Okay let's say PC #1 tells NPC #1,2,5,6,9,10 that x=y
PC #2 tells NPC 1,2,5,6,9,10 that x=z
PC #3 corroborates the PC #1 info with NPC #2,3,4,5,9,10 and refutes the info with NPC 1,6
but PC#4 informs NPC #1,2,3,4,5,6,7,8,9,10 that x=y=z
You would have to link the 3 pieces of (mis) information to each NPC cross referenced with the individual PC's information and maintain an accurate record over multiple information snippets. Confused yep me to. But over multiple campaigns with multiple players his kind of situation does occur!
I'm going to start with your last comment. So these multiple campaigns will all be impacting each other? Most people I'm aware of "instance" their worlds, so that the actions of Party #1 have zero impact on the world for Party #2. Your final sentence here implies that you run things differently, and I need to make sure I'm understanding properly.
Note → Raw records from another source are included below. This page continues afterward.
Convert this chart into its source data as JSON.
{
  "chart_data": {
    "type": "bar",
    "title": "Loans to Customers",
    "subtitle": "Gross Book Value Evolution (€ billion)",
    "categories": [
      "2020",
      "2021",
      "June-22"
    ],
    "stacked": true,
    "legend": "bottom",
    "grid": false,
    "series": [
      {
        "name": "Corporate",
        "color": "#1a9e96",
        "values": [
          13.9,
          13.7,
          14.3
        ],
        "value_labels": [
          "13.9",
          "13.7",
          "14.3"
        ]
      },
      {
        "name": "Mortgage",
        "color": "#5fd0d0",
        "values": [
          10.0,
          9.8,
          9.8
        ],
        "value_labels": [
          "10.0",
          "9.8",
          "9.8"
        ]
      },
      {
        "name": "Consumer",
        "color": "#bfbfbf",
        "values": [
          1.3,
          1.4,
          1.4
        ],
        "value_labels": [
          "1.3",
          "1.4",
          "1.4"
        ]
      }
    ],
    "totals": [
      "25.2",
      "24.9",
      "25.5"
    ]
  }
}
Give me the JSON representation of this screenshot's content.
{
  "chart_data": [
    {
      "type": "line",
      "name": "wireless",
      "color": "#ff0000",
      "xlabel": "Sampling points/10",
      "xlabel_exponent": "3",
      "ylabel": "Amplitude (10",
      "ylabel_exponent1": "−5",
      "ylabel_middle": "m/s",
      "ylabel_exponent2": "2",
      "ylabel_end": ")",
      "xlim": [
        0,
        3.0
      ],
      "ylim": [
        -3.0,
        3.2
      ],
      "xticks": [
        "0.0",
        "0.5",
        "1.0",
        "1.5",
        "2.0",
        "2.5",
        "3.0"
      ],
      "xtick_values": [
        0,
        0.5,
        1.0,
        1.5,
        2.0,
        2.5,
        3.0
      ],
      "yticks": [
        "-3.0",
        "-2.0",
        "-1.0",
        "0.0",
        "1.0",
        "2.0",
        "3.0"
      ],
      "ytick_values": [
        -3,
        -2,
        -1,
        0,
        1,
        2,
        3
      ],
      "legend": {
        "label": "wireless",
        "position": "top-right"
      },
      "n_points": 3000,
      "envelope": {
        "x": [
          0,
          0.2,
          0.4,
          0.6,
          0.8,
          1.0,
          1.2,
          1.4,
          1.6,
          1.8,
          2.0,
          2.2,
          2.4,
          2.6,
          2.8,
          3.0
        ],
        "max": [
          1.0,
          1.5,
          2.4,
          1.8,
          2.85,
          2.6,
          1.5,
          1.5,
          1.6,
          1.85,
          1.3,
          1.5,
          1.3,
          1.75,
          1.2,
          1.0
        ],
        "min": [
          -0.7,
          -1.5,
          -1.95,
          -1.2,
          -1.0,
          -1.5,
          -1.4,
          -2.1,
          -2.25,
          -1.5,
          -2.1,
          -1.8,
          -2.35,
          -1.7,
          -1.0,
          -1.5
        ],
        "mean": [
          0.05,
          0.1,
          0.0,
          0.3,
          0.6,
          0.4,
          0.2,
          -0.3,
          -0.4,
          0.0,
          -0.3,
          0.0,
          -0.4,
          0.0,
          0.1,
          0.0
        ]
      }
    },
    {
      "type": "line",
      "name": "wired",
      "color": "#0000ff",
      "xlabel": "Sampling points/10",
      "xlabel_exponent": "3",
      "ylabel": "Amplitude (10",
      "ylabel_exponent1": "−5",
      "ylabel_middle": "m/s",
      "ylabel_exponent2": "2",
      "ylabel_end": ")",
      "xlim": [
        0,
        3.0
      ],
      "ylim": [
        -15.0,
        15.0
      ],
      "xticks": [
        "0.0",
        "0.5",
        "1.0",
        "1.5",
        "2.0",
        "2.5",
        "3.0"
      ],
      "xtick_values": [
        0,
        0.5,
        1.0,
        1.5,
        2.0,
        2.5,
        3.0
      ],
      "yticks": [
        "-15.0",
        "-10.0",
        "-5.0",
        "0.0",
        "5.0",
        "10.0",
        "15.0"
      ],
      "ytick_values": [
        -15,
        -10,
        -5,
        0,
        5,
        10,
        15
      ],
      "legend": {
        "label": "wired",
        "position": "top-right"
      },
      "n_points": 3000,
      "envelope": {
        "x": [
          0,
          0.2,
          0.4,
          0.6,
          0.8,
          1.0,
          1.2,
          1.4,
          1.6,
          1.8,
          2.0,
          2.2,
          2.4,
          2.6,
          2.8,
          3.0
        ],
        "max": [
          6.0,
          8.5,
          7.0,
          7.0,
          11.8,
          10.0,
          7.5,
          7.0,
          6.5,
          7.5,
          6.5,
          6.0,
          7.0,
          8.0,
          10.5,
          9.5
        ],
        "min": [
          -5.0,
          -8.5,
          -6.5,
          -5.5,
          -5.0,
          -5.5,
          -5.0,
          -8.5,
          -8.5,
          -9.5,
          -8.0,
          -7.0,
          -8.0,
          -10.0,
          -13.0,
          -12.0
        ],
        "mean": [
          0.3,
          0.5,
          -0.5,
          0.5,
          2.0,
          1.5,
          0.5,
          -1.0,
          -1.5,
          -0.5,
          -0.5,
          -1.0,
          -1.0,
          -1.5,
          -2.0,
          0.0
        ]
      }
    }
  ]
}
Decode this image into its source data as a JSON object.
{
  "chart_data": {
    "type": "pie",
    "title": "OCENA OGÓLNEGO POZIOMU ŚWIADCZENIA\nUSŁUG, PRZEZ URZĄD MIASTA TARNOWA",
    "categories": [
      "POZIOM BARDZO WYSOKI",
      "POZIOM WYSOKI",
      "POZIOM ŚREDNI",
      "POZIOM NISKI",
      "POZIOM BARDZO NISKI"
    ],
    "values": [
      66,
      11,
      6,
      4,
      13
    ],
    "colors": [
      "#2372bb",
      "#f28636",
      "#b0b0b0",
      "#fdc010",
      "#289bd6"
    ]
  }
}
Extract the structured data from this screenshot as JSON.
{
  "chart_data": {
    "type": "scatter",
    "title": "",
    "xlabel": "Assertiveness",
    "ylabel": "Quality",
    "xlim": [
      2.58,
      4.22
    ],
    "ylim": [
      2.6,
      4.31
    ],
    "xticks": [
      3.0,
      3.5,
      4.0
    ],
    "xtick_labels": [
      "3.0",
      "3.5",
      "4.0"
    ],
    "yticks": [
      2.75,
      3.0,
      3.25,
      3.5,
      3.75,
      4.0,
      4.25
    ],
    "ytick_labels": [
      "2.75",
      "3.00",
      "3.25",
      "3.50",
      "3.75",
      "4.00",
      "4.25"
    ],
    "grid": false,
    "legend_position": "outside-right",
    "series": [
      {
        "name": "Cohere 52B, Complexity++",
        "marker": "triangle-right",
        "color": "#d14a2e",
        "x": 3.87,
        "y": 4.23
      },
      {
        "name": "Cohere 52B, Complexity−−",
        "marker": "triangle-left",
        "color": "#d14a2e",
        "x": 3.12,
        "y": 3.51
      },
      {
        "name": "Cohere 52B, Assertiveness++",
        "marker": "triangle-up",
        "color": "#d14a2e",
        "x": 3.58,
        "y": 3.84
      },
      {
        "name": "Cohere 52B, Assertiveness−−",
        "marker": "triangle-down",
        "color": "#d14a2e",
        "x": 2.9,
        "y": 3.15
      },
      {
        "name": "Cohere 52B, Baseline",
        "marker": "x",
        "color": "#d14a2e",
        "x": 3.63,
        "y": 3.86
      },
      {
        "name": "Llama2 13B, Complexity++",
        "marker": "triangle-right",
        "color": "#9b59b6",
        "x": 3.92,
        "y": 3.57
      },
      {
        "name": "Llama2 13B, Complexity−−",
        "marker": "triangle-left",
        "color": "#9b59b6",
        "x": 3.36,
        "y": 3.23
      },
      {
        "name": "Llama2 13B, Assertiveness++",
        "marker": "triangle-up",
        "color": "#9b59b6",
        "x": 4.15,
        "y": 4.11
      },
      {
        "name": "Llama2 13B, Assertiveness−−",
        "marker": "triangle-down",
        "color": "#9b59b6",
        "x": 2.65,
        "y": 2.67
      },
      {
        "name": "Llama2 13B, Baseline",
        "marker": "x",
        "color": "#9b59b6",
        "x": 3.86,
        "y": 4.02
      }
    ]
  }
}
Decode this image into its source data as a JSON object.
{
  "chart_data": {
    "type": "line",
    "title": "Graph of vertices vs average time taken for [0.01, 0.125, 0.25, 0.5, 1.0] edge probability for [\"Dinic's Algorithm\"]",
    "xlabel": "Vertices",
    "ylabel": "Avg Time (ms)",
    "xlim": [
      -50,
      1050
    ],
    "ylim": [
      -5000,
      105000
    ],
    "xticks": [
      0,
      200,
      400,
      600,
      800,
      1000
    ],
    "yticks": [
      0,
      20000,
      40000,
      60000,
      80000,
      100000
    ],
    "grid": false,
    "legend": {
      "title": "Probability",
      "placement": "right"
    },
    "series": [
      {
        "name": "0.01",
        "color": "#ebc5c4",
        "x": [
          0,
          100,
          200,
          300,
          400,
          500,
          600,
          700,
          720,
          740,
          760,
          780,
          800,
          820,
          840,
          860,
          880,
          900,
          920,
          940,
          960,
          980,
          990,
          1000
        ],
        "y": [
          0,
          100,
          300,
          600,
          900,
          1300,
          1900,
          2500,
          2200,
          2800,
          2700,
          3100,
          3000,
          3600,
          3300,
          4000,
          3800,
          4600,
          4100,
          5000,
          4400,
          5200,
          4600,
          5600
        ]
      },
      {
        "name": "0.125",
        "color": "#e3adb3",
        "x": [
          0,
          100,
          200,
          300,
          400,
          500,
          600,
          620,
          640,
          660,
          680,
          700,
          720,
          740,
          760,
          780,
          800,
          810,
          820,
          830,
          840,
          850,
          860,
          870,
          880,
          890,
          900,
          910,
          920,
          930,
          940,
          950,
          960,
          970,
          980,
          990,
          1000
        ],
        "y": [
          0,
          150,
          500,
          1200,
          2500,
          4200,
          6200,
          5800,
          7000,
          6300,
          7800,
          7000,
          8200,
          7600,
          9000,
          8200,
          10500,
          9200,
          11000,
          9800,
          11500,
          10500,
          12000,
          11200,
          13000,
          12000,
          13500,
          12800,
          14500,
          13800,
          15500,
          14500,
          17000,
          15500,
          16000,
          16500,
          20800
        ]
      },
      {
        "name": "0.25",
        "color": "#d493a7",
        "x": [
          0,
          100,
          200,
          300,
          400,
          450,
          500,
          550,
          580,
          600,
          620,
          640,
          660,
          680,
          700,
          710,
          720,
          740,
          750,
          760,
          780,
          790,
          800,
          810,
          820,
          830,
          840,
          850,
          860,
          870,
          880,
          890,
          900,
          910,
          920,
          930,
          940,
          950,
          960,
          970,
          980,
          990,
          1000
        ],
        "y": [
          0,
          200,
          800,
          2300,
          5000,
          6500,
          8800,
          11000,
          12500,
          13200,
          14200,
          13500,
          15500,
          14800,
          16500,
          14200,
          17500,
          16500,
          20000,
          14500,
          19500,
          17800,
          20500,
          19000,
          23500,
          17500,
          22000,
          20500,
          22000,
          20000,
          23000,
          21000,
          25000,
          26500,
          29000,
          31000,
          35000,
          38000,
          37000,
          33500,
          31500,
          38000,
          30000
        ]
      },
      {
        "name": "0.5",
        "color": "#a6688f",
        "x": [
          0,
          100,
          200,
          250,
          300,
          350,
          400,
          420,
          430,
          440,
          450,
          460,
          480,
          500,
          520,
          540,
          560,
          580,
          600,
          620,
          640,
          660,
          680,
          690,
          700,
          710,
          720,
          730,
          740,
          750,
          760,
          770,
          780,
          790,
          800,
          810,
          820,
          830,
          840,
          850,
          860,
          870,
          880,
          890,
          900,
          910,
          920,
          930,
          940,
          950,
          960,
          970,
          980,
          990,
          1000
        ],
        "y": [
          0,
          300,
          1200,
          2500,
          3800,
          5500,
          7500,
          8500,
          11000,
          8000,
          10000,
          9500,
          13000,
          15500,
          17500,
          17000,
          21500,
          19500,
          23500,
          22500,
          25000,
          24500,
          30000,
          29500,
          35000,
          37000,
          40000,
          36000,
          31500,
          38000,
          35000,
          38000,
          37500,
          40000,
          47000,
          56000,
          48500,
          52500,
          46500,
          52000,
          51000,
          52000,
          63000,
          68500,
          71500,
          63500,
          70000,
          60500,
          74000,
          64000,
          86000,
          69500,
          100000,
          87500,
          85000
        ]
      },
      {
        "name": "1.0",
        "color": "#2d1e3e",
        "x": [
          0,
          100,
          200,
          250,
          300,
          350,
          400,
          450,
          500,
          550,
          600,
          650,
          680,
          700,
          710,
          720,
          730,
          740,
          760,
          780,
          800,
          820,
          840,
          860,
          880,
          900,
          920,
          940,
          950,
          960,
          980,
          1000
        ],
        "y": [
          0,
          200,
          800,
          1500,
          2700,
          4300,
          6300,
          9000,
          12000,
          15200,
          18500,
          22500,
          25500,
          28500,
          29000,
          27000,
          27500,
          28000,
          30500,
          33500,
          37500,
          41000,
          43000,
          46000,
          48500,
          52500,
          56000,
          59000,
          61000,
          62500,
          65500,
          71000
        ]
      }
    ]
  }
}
The database structure necessary to model the scenario you've outlined here would need to track both who knows what *and* who told what information to whom. That latter component adds a significant level of complication to things, and it's not nearly as common a situation as the former. We've only designed things at this point to handle the former. We could do the latter, but it will take more work and is outside the scope of what we'll be providing in the initial launch and the first few updates after that.
As I mentioned above, we could potentially extend the "who knows what" mechanism to encompass NPCs, but that will not address the separate issue of "who told them what". We can definitely put this on the todo list, but it's not something to expect soon.